We had to be different.
Most competitors are trying to own the entire planning process. From gathering feedback to prioritizing work.
Our belief is that most team plan and prioritize work in Jira. Our mission is to augment the planning process. With better tools for customer and stakeholder communication.
To truly stand out, we focused on a deep integration with Jira. Instead of a standalone product, we built an app in the Atlassian marketplace.
Double down on your differentiators
By building on top of Jira, we can integrate smoothly into people's workflow. Within the same interface. Without creating another account in another app. It's just there.
Generating a changelog for a new version released in Jira only takes a couple of minutes. To create this almost magical experience, we doubled down on our key differentiator.
We built a feature that allows users to customize AI prompts. Allowing them to tailor the prompt to their unique issue descriptions and formatting. But we went one step further.
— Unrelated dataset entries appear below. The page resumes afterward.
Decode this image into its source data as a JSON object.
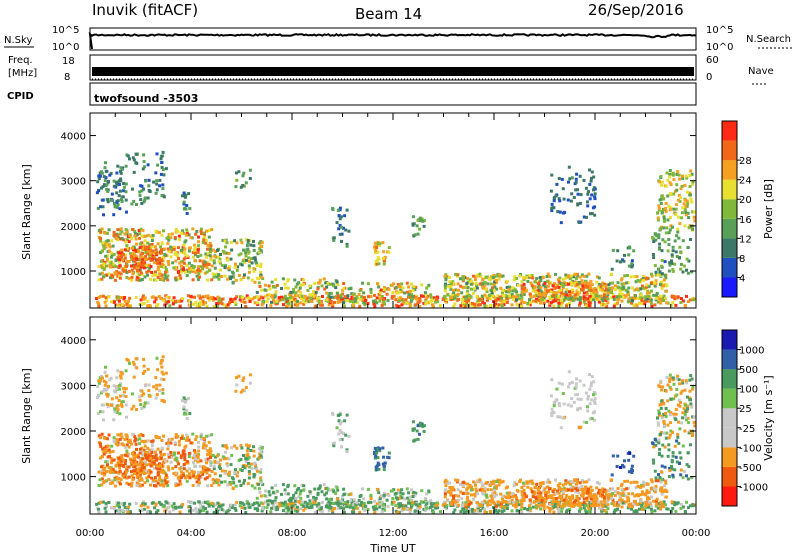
{
  "header": {
    "station": "Inuvik (fitACF)",
    "beam": "Beam 14",
    "date": "26/Sep/2016"
  },
  "top_panels": {
    "nsky_label": "N.Sky",
    "nsky_ticks": [
      "10^5",
      "10^0"
    ],
    "nsearch_label": "N.Search",
    "nsearch_ticks": [
      "10^5",
      "10^0"
    ],
    "freq_label": "Freq.",
    "freq_unit": "[MHz]",
    "freq_ticks": [
      "18",
      "8"
    ],
    "nave_label": "Nave",
    "nave_ticks": [
      "60",
      "0"
    ],
    "cpid_label": "CPID",
    "cpid_value": "twofsound -3503"
  },
  "colors": {
    "power_scale": [
      "#1a1aff",
      "#2050c0",
      "#3c7868",
      "#58a058",
      "#80b83a",
      "#e8e030",
      "#f5a020",
      "#f06818",
      "#ff2a14"
    ],
    "velocity_scale": [
      "#ff1a10",
      "#f05a10",
      "#f59a20",
      "#c8c8c8",
      "#c8c8c8",
      "#70c050",
      "#4a9a60",
      "#3060a8",
      "#1a1ab0"
    ]
  },
  "chart_data": [
    {
      "type": "heatmap",
      "name": "power",
      "xlabel": "Time UT",
      "ylabel": "Slant Range [km]",
      "x_ticks": [
        "00:00",
        "04:00",
        "08:00",
        "12:00",
        "16:00",
        "20:00",
        "00:00"
      ],
      "x_range_hours": [
        0,
        24
      ],
      "y_ticks": [
        1000,
        2000,
        3000,
        4000
      ],
      "ylim": [
        180,
        4500
      ],
      "colorbar_label": "Power [dB]",
      "colorbar_ticks": [
        "4",
        "8",
        "12",
        "16",
        "20",
        "24",
        "28"
      ],
      "colorbar_range": [
        0,
        32
      ]
    },
    {
      "type": "heatmap",
      "name": "velocity",
      "xlabel": "Time UT",
      "ylabel": "Slant Range [km]",
      "x_ticks": [
        "00:00",
        "04:00",
        "08:00",
        "12:00",
        "16:00",
        "20:00",
        "00:00"
      ],
      "x_range_hours": [
        0,
        24
      ],
      "y_ticks": [
        1000,
        2000,
        3000,
        4000
      ],
      "ylim": [
        180,
        4500
      ],
      "colorbar_label": "Velocity [m s⁻¹]",
      "colorbar_ticks": [
        "-1000",
        "-500",
        "-100",
        "-25",
        "25",
        "100",
        "500",
        "1000"
      ]
    }
  ]
}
Enabling users to customize prompts for each issue type. That way, the generated changelog descriptions for stories can be "inspirational". The ones for security bugs can be "technical".
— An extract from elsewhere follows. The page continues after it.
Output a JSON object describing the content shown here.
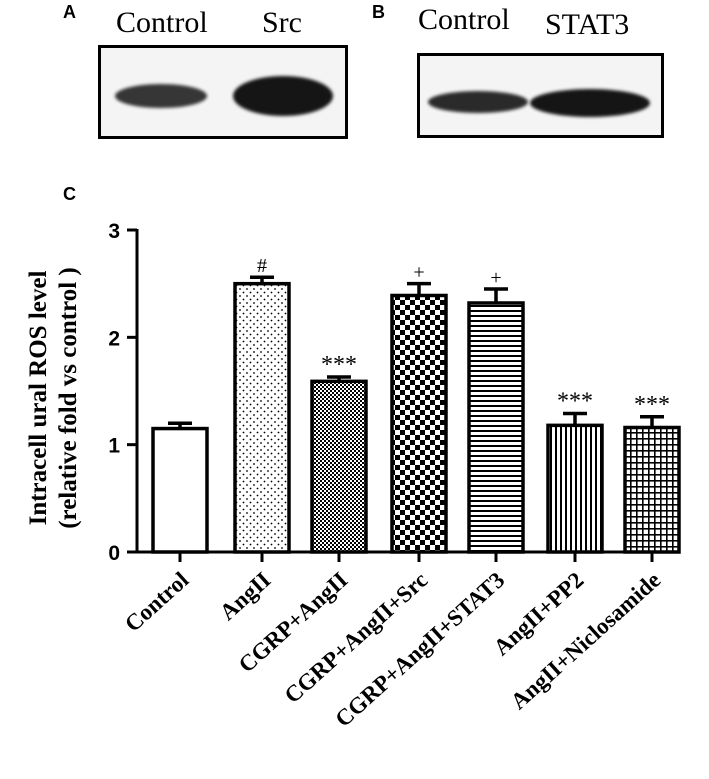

Then we added templates. Again leveraging the tight integration with Jira to pull in all issues for a release. Then once again, we leverage AI blocks and custom prompts to do the hard work. Generate a list of bug-fix descriptions, descriptions for major stories and epics. And even generate an intro and a title matching the complete changelog.
These are features unique to Released. Features that set the product apart from all our competitors.
Deprioritize table stakes
To double down on our differentiators, we said no to a few table stakes features. The two most notable ones are:
Email notifications
Portal pages
Both of those features enable users to share updates. Both are great features to have. But with limited time and resources, we prioritized embeddable UI components instead. Components that can seamlessly integrate into a company's website or app.
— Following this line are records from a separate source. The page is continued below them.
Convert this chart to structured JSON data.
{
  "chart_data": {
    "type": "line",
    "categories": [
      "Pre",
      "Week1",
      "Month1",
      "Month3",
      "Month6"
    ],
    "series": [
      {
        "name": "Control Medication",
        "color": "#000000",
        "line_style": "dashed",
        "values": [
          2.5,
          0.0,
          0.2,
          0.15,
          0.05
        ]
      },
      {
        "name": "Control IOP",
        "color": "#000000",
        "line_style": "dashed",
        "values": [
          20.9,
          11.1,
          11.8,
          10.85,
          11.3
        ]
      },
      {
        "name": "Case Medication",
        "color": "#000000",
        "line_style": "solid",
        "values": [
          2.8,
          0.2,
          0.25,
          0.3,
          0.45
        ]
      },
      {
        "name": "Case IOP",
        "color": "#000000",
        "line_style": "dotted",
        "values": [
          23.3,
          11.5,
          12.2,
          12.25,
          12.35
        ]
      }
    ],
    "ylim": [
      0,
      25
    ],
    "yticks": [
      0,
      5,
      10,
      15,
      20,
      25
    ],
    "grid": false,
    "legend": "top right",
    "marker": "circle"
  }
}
We did get a few requests for email notifications. But the lack of email hasn't been a blocker for most, especially knowing that we will add the feature in the future.
By building on top of the Atlassian platform we also got a whole bunch of table stakes features for free.
Authentication
User management
Permissions
Billing
Not building those features helped us focus on our main value proposition. Making it easy to write release notes. It allowed us to ship our first version in 3 instead of 6 months.
Invest in the "must haves"
In any product category, there are table stakes you must deliver. Without those, customers won't even consider your product. No matter how delightful your differences are. In the case of Released, those most certainly included:
Creating, editing and deleting a post
A modern rich-text editor
Ability to publish a post publicly
...
But the bar might not be as high as it appears, if you manage to solve a significant pain point with your differentiators.
Finding the right balance
Only building differentiators without delivering expected core features isn't a great strategy either.
There is a certain bar you have to meet. What that bar is depends on your product category and target audience. If your business targets enterprise customers, features like SSO and SOC2 compliance become essential. They move from the "nice to have" into the "must have" bucket.
A number of prioritization frameworks can help getting this balance right. Kano, story mapping, opportunity scoring... to name a few.
But, they all rely on surveys and judgment calls. They judge the importance of a feature and how well the need is met.
Ultimately it comes down to a product teams judgement. And it's completely ok if it feels more like an art than a science.
Focus on your differentiators from day one
If you take one thing away from this post, it's that you should be focusing on your key differentiator from day one.
That differentiation let's you to market your product with a different angle. It is important not to sound like everyone else. And finally, the more foundational the difference, the harder it will be to copy.
When building your next product, think about how you are different and what you can say no to.